While I enjoy blogging, and am perfectly prepared to discuss it with colleagues and students, I have generally kept it separate from my actual job. I don’t include it in my yearly account of my intellectual activities, I haven’t included it in promotion documents, and I certainly don’t blog about sensitive departmental or university matters.
Nevertheless, I think that universities and academics are becoming increasingly interested in the potential of blogs as educational and research tools (This topic has been discussed before here at Cosmic Variance, where an interesting discussion developed.) As a sign of this, I was recently asked to participate in the Syracuse University Faculty Development Focus Series. The organizers had come across our blog, and asked me to speak in a session with the following blurb
The community of weblogs is growing at an astounding rate. On July 31, 2006. Technorati, a popular search engine for blogs, tracked its 50th million blog*. How then can the educational community harness the power of blogs to get their ideas published and propagated? This workshop introduces participants to the different types of blogs and the ways they are being used for individual and collaborative research and learning.
Now, I have made it clear that I can only really speak with confidence about my own experience blogging, the issues that have arisen here and when I blogged at Orange Quark. I might have a few more widely applicable comments to make, but mostly it will be safer to speak about what I know best.

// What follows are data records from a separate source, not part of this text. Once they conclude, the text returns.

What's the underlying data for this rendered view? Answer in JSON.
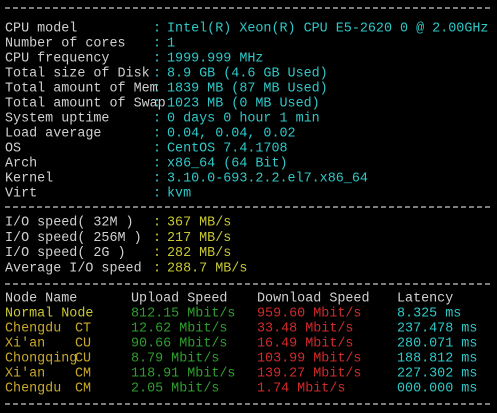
{
  "separator": ":",
  "system_info": [
    {
      "label": "CPU model",
      "value": "Intel(R) Xeon(R) CPU E5-2620 0 @ 2.00GHz"
    },
    {
      "label": "Number of cores",
      "value": "1"
    },
    {
      "label": "CPU frequency",
      "value": "1999.999 MHz"
    },
    {
      "label": "Total size of Disk",
      "value": "8.9 GB (4.6 GB Used)"
    },
    {
      "label": "Total amount of Mem",
      "value": "1839 MB (87 MB Used)"
    },
    {
      "label": "Total amount of Swap",
      "value": "1023 MB (0 MB Used)"
    },
    {
      "label": "System uptime",
      "value": "0 days 0 hour 1 min"
    },
    {
      "label": "Load average",
      "value": "0.04, 0.04, 0.02"
    },
    {
      "label": "OS",
      "value": "CentOS 7.4.1708"
    },
    {
      "label": "Arch",
      "value": "x86_64 (64 Bit)"
    },
    {
      "label": "Kernel",
      "value": "3.10.0-693.2.2.el7.x86_64"
    },
    {
      "label": "Virt",
      "value": "kvm"
    }
  ],
  "io": [
    {
      "label": "I/O speed( 32M )",
      "value": "367 MB/s"
    },
    {
      "label": "I/O speed( 256M )",
      "value": "217 MB/s"
    },
    {
      "label": "I/O speed( 2G )",
      "value": "282 MB/s"
    },
    {
      "label": "Average I/O speed",
      "value": "288.7 MB/s"
    }
  ],
  "speedtest": {
    "headers": [
      "Node Name",
      "Upload Speed",
      "Download Speed",
      "Latency"
    ],
    "rows": [
      {
        "node": "Normal Node",
        "upload": "812.15 Mbit/s",
        "download": "959.60 Mbit/s",
        "latency": "8.325 ms"
      },
      {
        "node": "Chengdu",
        "isp": "CT",
        "upload": "12.62 Mbit/s",
        "download": "33.48 Mbit/s",
        "latency": "237.478 ms"
      },
      {
        "node": "Xi'an",
        "isp": "CU",
        "upload": "90.66 Mbit/s",
        "download": "16.49 Mbit/s",
        "latency": "280.071 ms"
      },
      {
        "node": "Chongqing",
        "isp": "CU",
        "upload": "8.79 Mbit/s",
        "download": "103.99 Mbit/s",
        "latency": "188.812 ms"
      },
      {
        "node": "Xi'an",
        "isp": "CM",
        "upload": "118.91 Mbit/s",
        "download": "139.27 Mbit/s",
        "latency": "227.302 ms"
      },
      {
        "node": "Chengdu",
        "isp": "CM",
        "upload": "2.05 Mbit/s",
        "download": "1.74 Mbit/s",
        "latency": "000.000 ms"
      }
    ]
  }
}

However, it occurred to me that we might use this opportunity to demonstrate how research might be facilitated by blogs, by asking you all to use this post’s comment section to throw in your ideas about the topic of the workshop. The question is
How can the educational community harness the power of blogs to get their ideas published and propagated?
I’d really appreciate any help you can give, and I’ll use this post and its comment thread as one of my examples in the workshop.